Bell, who was drafted in 2005 by the Los Angeles Angels of Anaheim with the 37th overall pick in the Major League Baseball First-Year Players Draft, had been tearing up the opposition in the Texas League.

Playing for the Travelers, the Angels’ double-AA affiliate, he was leading the league with a 2.23 earned-run average and with just 1.08 walks/hits per innings pitched.

The news of his promotion traveled fast on Sunday.

“That’s awesome,” said Crescenta Valley baseball Coach Phil Torres. “We’re all excited. Good things happen to good people and that’s why he’s where he’s at.”

Torres, who coached Bell for four years at Crescenta Valley, received a call from his former multiple-time Pacific League Most Valuable Player and All-Area Baseball Player of the Year on Sunday and was quickly looking up the dates in which Salt Lake will travel to take on Pacific Coast League rivals Fresno and Las Vegas.

Bell, 22, is set to make his first start today when Salt Lake hosts the Colorado Springs Sky Sox.

He left early Monday from Arkansas to travel to Salt Lake, where the Bees were playing the Sky Sox. However, in an e-mail to the News-Press late Sunday night he wrote that he was just happy to keep moving up in the organization and to get a chance, one which he added he’ll learn as much as he can from.

Heading into Monday’s game against the Sky Sox, in which St. Francis graduate Jason Hirsh was starting for Colorado Springs, the Bees were ½ a game behind the Sox for first place in the Pacific Coast League North with a 36-28 record.

It’s quite a change from the Travelers, who, as of Monday, were 24-37 and in last place in the Texas League North.

Bell played much of last season in the Angels’ Class A Advanced club in Rancho Cucamonga, but was actually sent down during one stretch.

This season, though, he’s been simply tremendous on the mound.
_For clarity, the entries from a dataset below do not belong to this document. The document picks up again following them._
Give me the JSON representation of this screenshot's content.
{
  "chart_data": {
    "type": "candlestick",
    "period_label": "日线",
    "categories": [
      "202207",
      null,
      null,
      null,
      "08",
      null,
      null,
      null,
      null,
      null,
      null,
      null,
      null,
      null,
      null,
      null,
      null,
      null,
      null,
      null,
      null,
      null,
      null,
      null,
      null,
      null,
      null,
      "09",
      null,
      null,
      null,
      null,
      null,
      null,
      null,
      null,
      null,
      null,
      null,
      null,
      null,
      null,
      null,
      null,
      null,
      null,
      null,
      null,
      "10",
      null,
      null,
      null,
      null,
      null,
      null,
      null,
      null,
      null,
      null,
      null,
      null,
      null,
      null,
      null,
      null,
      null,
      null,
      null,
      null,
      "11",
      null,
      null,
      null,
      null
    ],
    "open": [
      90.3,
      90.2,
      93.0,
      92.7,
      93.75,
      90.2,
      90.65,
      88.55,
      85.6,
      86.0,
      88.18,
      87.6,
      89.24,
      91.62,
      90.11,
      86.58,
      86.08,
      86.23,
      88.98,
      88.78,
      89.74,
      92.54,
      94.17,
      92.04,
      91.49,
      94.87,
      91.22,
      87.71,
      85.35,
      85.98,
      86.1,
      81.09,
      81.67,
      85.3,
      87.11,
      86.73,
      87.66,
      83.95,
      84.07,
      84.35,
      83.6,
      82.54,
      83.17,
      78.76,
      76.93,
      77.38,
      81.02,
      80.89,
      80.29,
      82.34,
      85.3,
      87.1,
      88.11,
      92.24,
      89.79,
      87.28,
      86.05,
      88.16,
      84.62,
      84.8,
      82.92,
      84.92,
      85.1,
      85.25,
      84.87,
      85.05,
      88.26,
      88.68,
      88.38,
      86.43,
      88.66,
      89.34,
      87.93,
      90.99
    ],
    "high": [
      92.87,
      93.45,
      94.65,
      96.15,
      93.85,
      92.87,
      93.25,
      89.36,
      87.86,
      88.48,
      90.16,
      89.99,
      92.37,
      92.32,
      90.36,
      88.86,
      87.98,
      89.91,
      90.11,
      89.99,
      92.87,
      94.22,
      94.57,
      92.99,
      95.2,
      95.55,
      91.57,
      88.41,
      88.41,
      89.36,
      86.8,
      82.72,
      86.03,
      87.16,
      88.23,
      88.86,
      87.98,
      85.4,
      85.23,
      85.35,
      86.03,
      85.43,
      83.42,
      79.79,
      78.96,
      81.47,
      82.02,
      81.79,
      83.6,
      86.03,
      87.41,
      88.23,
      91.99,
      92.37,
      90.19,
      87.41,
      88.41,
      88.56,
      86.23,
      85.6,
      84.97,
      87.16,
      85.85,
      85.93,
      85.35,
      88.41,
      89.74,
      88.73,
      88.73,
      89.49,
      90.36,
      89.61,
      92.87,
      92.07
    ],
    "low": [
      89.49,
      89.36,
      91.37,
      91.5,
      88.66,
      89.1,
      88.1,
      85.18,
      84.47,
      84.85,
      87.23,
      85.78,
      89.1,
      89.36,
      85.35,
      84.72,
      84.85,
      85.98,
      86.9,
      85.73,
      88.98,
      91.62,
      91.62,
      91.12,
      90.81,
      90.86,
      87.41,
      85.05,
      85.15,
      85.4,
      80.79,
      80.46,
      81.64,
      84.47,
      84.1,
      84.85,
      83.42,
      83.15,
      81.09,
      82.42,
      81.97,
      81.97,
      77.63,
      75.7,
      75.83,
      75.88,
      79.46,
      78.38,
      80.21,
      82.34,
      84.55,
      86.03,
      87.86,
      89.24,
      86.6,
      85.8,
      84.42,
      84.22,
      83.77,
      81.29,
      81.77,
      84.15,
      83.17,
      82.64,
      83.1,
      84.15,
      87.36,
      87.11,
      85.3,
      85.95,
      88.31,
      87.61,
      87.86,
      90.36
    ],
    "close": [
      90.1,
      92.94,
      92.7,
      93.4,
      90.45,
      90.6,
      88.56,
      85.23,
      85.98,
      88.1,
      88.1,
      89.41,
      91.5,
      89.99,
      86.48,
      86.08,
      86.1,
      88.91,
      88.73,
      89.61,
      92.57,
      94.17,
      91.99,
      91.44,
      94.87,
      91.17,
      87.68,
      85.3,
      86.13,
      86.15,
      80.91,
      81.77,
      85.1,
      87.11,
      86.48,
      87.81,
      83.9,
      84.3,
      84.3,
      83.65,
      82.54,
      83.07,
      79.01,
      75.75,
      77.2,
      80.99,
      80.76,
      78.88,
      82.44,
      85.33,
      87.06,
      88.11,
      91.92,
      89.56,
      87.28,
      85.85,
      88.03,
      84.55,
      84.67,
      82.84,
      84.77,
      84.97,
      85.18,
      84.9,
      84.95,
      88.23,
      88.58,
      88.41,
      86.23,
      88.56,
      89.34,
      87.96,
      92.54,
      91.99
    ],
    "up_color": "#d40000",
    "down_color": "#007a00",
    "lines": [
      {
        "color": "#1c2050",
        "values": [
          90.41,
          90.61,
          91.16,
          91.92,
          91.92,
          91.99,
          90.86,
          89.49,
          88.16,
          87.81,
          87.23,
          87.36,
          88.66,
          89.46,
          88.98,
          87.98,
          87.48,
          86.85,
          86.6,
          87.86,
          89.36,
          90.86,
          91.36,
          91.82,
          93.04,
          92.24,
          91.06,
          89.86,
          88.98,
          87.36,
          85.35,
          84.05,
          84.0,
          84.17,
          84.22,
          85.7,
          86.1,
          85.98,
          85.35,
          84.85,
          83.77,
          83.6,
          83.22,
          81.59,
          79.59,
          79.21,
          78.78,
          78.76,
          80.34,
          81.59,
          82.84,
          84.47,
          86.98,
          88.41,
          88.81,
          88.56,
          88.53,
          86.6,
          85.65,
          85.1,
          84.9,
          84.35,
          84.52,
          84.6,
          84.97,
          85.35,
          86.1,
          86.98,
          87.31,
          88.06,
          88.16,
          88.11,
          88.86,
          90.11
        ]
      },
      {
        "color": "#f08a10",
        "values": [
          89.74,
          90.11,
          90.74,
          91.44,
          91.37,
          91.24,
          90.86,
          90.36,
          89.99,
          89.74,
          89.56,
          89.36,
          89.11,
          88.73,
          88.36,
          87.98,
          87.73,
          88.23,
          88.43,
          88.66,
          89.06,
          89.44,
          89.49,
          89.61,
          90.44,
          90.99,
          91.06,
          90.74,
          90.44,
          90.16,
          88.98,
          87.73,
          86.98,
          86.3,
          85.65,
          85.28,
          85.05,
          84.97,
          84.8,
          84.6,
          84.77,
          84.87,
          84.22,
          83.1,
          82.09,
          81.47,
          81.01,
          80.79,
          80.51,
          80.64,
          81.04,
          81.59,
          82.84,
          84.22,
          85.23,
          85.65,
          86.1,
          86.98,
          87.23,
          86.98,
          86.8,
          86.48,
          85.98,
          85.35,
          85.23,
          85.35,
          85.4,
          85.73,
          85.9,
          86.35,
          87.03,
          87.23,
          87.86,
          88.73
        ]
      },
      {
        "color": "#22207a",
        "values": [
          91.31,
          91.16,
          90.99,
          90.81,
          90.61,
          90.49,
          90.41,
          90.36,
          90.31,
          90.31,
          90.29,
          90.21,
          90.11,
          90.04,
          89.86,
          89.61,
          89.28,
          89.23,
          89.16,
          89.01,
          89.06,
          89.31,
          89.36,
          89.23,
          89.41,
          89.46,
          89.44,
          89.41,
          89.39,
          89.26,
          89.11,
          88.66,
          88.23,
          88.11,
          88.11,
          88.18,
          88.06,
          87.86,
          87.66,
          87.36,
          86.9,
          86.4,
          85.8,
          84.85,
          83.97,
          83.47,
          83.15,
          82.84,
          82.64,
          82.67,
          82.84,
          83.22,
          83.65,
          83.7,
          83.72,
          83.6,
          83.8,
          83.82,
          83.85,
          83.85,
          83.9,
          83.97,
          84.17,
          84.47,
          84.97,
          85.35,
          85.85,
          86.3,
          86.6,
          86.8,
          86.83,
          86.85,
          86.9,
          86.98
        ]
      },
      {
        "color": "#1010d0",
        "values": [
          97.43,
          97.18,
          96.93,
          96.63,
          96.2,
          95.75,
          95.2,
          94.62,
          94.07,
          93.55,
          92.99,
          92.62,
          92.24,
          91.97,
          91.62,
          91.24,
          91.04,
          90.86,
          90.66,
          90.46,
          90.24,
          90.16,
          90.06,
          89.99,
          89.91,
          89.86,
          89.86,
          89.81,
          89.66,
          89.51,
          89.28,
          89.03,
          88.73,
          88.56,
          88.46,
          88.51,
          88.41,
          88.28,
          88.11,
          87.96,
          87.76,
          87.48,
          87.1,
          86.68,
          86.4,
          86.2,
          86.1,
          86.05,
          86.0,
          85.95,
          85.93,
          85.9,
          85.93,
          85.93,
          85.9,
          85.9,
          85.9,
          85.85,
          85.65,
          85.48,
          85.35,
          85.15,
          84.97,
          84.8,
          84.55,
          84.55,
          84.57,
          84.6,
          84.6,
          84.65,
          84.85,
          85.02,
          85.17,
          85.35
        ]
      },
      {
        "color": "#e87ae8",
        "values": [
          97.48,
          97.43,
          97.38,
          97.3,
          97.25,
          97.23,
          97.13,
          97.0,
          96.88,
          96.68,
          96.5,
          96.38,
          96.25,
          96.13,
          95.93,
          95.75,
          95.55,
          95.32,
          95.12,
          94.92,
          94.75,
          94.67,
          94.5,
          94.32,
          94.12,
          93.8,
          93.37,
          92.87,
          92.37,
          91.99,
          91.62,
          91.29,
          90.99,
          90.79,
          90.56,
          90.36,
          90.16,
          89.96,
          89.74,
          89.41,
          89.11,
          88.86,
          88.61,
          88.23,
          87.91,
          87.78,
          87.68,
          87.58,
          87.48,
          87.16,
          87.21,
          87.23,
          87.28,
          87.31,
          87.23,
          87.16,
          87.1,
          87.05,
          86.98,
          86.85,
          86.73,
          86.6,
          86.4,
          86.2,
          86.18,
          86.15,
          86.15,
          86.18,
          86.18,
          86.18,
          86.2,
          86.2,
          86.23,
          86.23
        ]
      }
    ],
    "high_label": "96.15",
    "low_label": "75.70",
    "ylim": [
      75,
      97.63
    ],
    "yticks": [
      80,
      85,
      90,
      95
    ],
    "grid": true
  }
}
With a deceiving 4-3 record, he’s tossed 68 2/3 innings and given up just 54 hits and a .212 opposing batting average, while striking out 51 to just 20 walks. He gave up one earned run on June 8 in his last start.

On the Bees, he will join such Angels organization luminaries as Howie Kendrick, Jose Arredondo, Reggie Willits and Brandon Wood. On the team’s current roster, Bell will be the fourth youngest player.

“It’s one more step,” said Hertz of Bell’s quest to reach the big leagues. “Everybody’s real proud of him.”